The American Prospect this year did a special issue on poverty, which was remarkable in that it didn’t mention homelessness once.
This issue, which was once seen as the tip of the iceberg, the canary in the coal mine — choose your own metaphor — is now orphaned and sidelined as a narrow social services issue. And the moral outrage that homelessness in an affluent society represents has been sidelined right along with it.
This is a failure of moral and political imagination.
The Center on Budget and Policy Priorities talks about how funding for the war, line item give-ways to corporate interests, and tax breaks aimed mostly at the wealthy, undermine the possibility of increased federal funding for housing. They say we can no longer afford housing advocacy that ignores these larger issues. They say policy choices must start to target weak claims on funding, and not weak clients.

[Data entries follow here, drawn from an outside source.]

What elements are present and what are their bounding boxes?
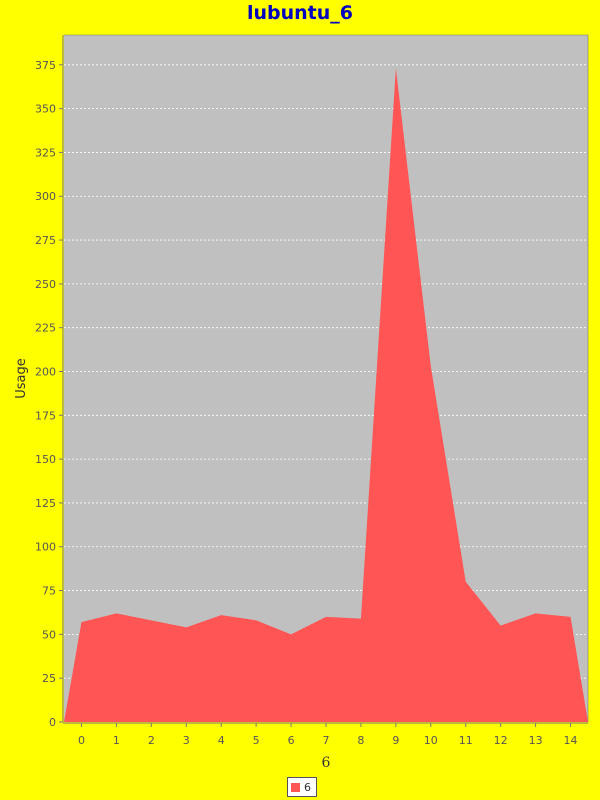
x-tick-label: 7	[323, 734, 330, 747]
y-tick-label: 75	[42, 585, 56, 598]
legend-label: 6	[304, 780, 311, 794]
x-tick-label: 11	[459, 734, 473, 747]
y-tick-label: 175	[35, 409, 56, 422]
x-axis-title: 6	[322, 755, 331, 771]
x-tick-label: 8	[357, 734, 364, 747]
y-tick-label: 125	[35, 497, 56, 510]
y-tick-label: 250	[35, 278, 56, 291]
y-tick-label: 325	[35, 146, 56, 159]
x-tick-label: 3	[183, 734, 190, 747]
x-tick-label: 10	[424, 734, 438, 747]
x-tick-label: 6	[288, 734, 295, 747]
plot-area	[64, 35, 588, 722]
y-tick-label: 200	[35, 365, 56, 378]
axes: 0255075100125150175200225250275300325350…	[35, 34, 589, 747]
y-tick-label: 275	[35, 234, 56, 247]
x-tick-label: 1	[113, 734, 120, 747]
y-axis-title: Usage	[14, 358, 29, 399]
chart-title: lubuntu_6	[246, 2, 354, 24]
x-tick-label: 12	[494, 734, 508, 747]
y-tick-label: 0	[49, 716, 56, 729]
y-tick-label: 50	[42, 628, 56, 641]
y-tick-label: 100	[35, 541, 56, 554]
x-tick-label: 13	[529, 734, 543, 747]
y-tick-label: 375	[35, 59, 56, 72]
x-tick-label: 5	[253, 734, 260, 747]
x-tick-label: 4	[218, 734, 225, 747]
x-tick-label: 9	[392, 734, 399, 747]
series-area-layer	[64, 68, 588, 723]
series-area	[64, 68, 588, 723]
y-tick-label: 300	[35, 190, 56, 203]
y-tick-label: 25	[42, 672, 56, 685]
y-tick-label: 150	[35, 453, 56, 466]
legend-swatch	[291, 782, 300, 792]
x-tick-label: 0	[78, 734, 85, 747]
y-tick-label: 350	[35, 103, 56, 116]
x-tick-label: 2	[148, 734, 155, 747]
y-tick-label: 225	[35, 322, 56, 335]
legend: 6	[287, 777, 317, 797]
x-tick-label: 14	[564, 734, 578, 747]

We can end poverty, they say, but everything has to go back on the table. The current approach assumes everyone keeps the cards that we have, and that game is totally rigged.
I’d be remiss if I didn’t take this opportunity to talk about why, after 13 years in Seattle and more than two decades of organizing to end homelessness, I still think that street papers in general and Real Change in particular is one of the most powerful organizing models I’ve seen.
As a newspaper, we’re able to support and engage with the broader movement for social justice. We’re able to meet the immediate and sometimes desperate needs of our vendors for an income with dignity, while giving them an opportunity to work for social justice themselves. We stand with one foot in our community of about 270 homeless and very low-income vendors that sell the paper each month, and the other foot in our mostly educated and affluent readership.
The longer we do this the more we understand that our effectiveness is based in the power of those reader/vendor relationships.
Our challenge, and the challenge for all of us, is to build the space where those relationships can come together in a truly cross class movement for economic justice. This space, for the most part, doesn’t even exist now. Real Change is a beginning. SHARE/WHEEL is a beginning. There are also huge rumblings happening in the broader advocacy movement, and things are starting to shift. But the real work, truth be told, has barely started.
We don’t have all the answers, and are struggling ourselves to find the right way forward, but we need you there with us, helping to light the way. Thank You.